Their films are familiar to everyone, but their names are known only to those in the business. And that is just fine with them.
“Our goal, which unfortunately we’ve lived up to, is to be minimalist in all ways,” says Ron Yerxa with his trademark dry humor.
“We’ve never had a publicist,” Albert Berger adds, “but we do give an interview every 10 years.”
Berger and Yerxa are not only the principals of Bona Fide Productions; they are, except for a single hard-working employee (“at our peak we had two” offers Yerxa) the entire company.
This unpretentious size has not, however, affected the team’s ability to get films made. In their 31 years together they’ve put the Bona Fide name on more than two dozen films (the partners can’t manage to agree on exactly how many).
These include Oscar-successful films like the Anthony Minghella-directed “Cold Mountain” (five nominations), based on the Charles Frazier novel, and Alexander Payne’s “Nebraska” (nominated for six, including best picture); critical successes like “Ruby Sparks,” “Juliet, Naked” and “Bee Season,” and rip-roaring hits like “Little Miss Sunshine” and “Election.”
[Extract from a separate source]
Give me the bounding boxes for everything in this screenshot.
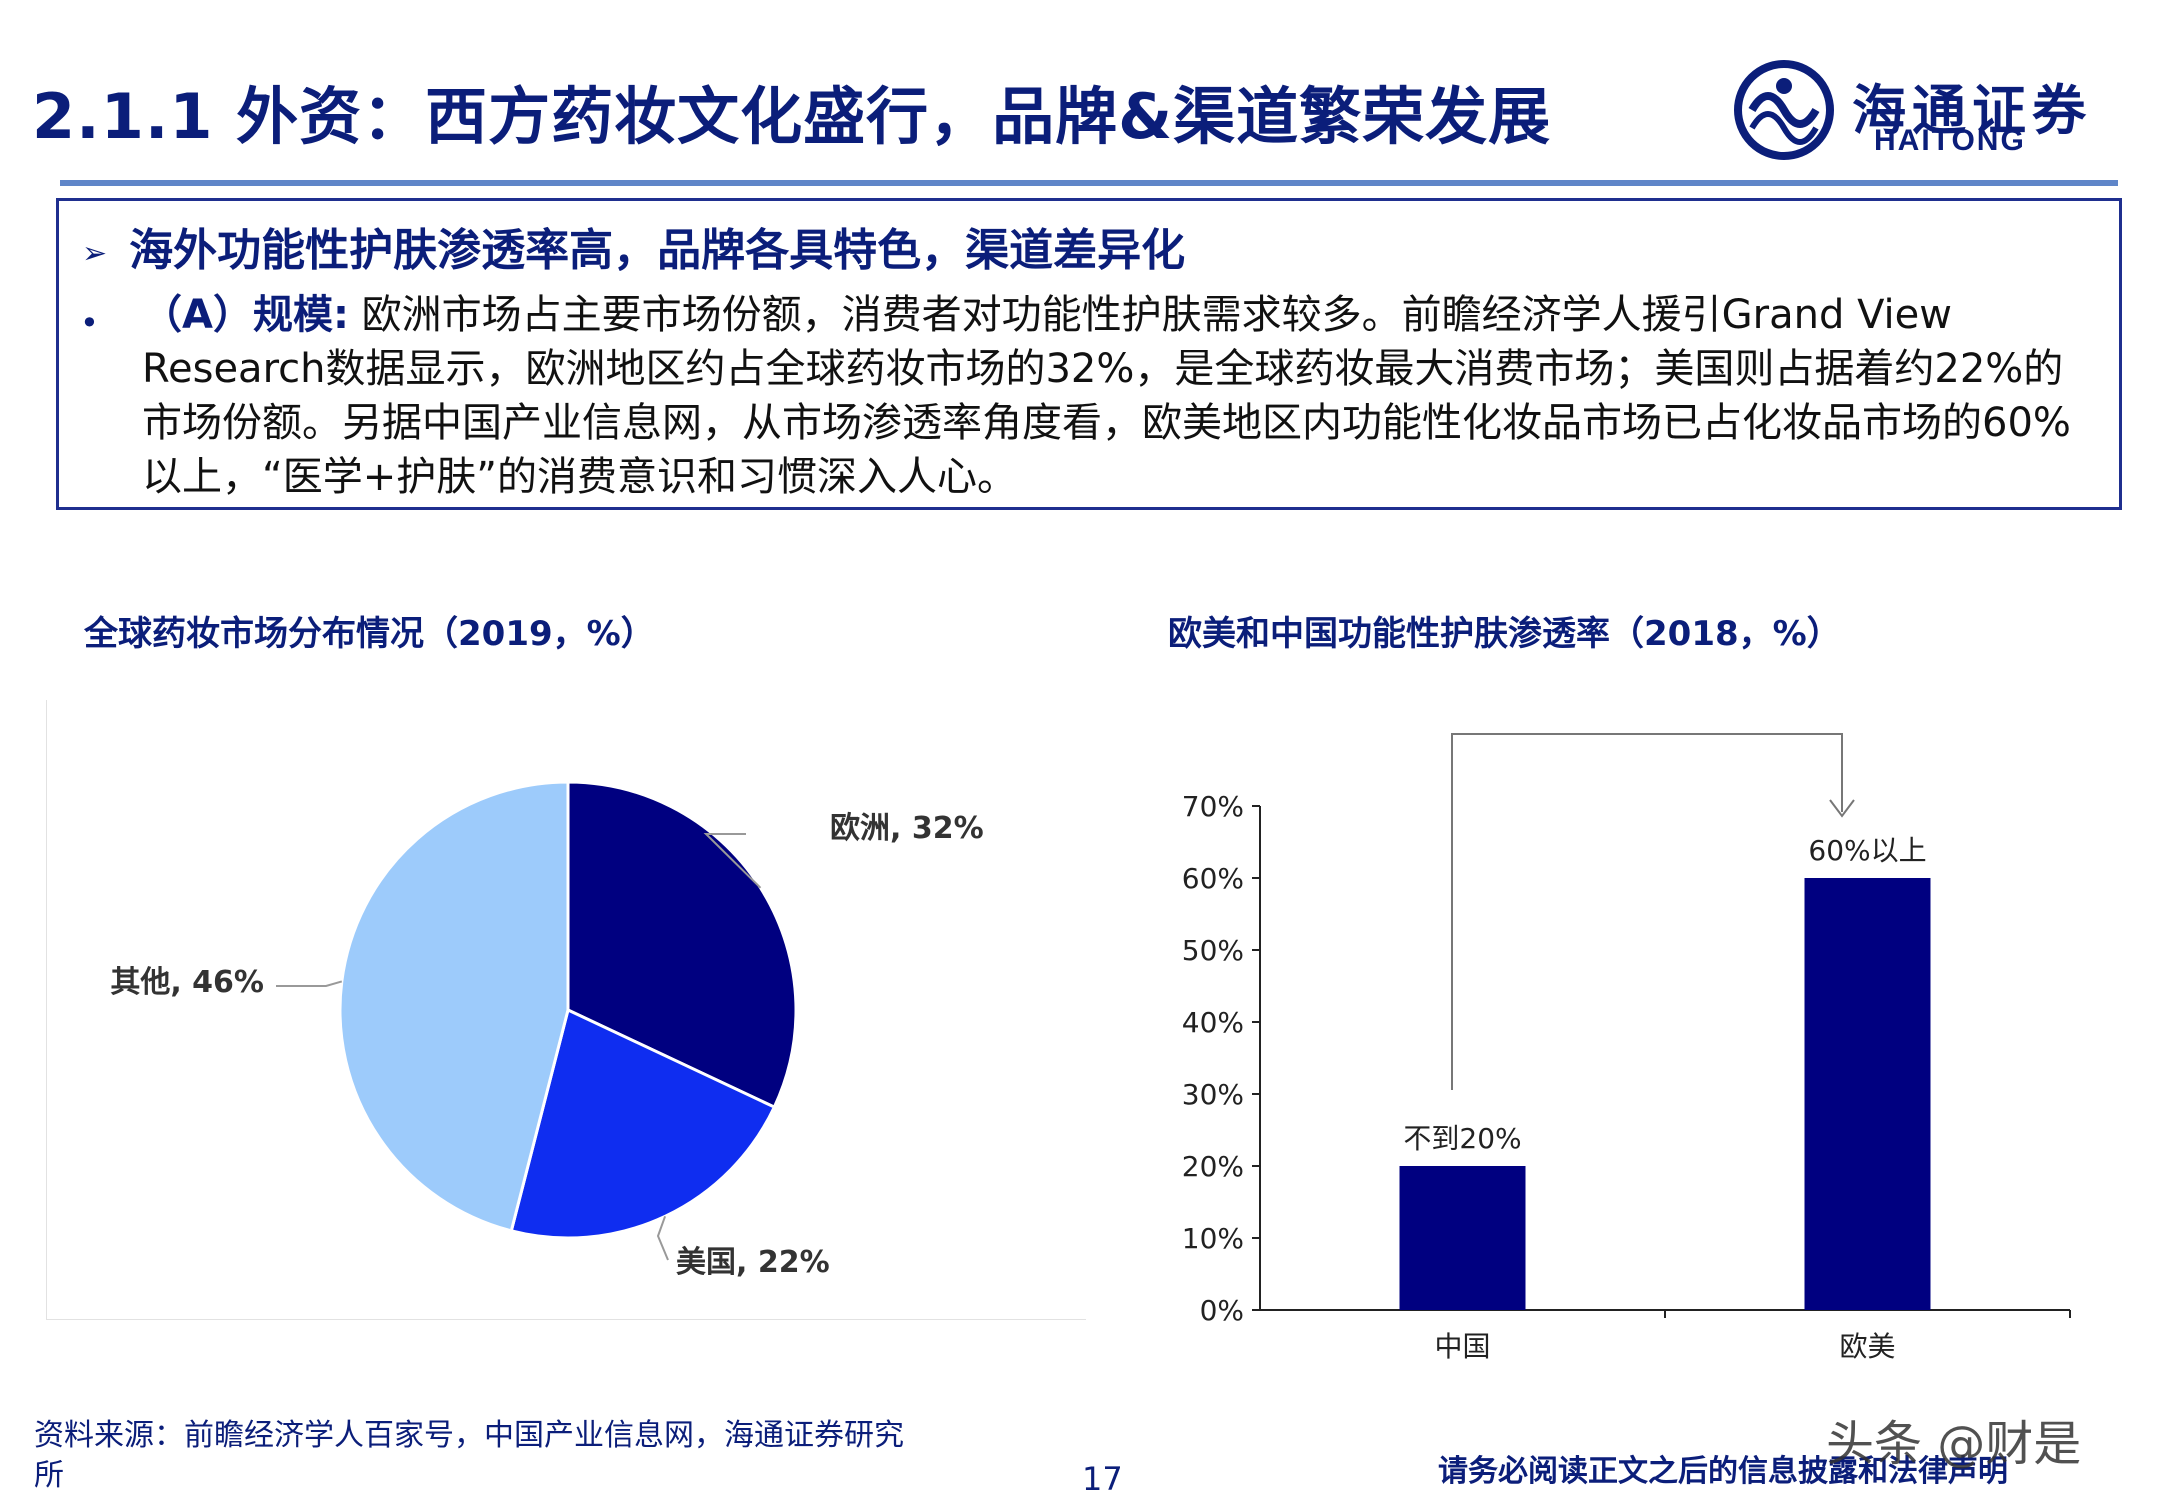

More recently, the partners had an unexpected success with “The Peanut Butter Falcon,” starring Shia LaBoeuf and Dakota Johnson. With more than $20 million at the box office, it became one of 2019’s top-grossing American independent films.
Like many of their films, the success of “Falcon” was far from pre-ordained. “It was a film that did not have an easy time, it was really kicked around,” says Yerxa, with Berger adding, “no festival wanted to take it [South by Southwest eventually did], no distributor wanted it.”
“So much rejection,” Yerxa admits, “it rattles you.”
Listing resilience as one of their key traits, Berger and Yerxa are at Sundance for the ninth time with their latest film, the deftly made “The Last Shift,” located in the Premieres section.
Written and directed by Andrew Cohn, it stars Richard Jenkins as a man quitting the graveyard shift at fast food emporium Oscar’s Chicken and Fish after 38 years. His unhappy replacement (Shane Paul McGhie) isn’t sure if he can last 38 minutes. Expectations to the contrary, their interaction doesn’t go at all where you think it will.
Describing exactly what a producer, especially an American independent producer, does can be challenging — “It’s my mother’s favorite question,” Berger laughs — but, sitting in their offices in Anonymous Content’s striking Culver City building, they agree to give it a shot.
First, Berger says, it’s a misconception that producers are the ones providing the money, though they often are the ones who locate financing,
Rather, producers are the people with the longest connection to the film. “We are most often the first people involved — we find the book, come up with the idea — and are the last people out,” Berger explains. “We are engaged from beginning to end, bringing everything together.”
“Last Shift” shares traits with many of the team’s productions in that “it is entertaining and very honest,” Berger says, “and it has something important to say about the times we live in, which is easier to do with an independent film.”
“Our overall impulse,” adds Yerxa, “is not to be didactic or pedantic, not to have a theme that’s pounded in.
“We want to have films that reflect some kind of progressive ideas, a view of what might be possible in life. It may be a drop in the bucket, but at least it’s a drop.”
Being at Sundance one more time is especially meaningful to Berger and Yerxa, because it was at the 1989 edition that their collaboration began.
Having just decided to join forces (Berger was a writer, Yerxa a studio executive), the two men, in Berger’s words, “stumbled into the first screening of ‘Sex, Lies and Videotape.’”
Engaging in a series of conversations with director Steven Soderbergh, they ended up producers on his “King of the Hill” and never looked back.
Berger and Yerxa returned to Sundance every year for some 20 years, meeting numerous filmmakers including Payne, whose “Election,” they produced, leading to a serendipitous connection with star Matthew Broderick’s assistant Michael Arndt, who would later write “Little Miss Sunshine.”
More serendipity resulted in their connection to “Nebraska,” whose Bob Nelson script they were sent. They in turn sent it to Payne, asking if he had any ideas who might direct. “I have an idea,” replied the Nebraska-raised director. “How about me?”
Setting that film up at Paramount is an example of why, in Yerxa’s words, “it is so hard to generalize about this business. We talk about how great it is to be independent but Paramount couldn’t have been more supportive and non-intrusive.
“So this little funky script, inspired by the writer’s family, ended up in Cannes and we ended up staying at the Carlton.
“Sometimes we’re on the bus, sometimes we’re in a limo. We’re on the bus more often, but we’ll take the limo if it’s there.”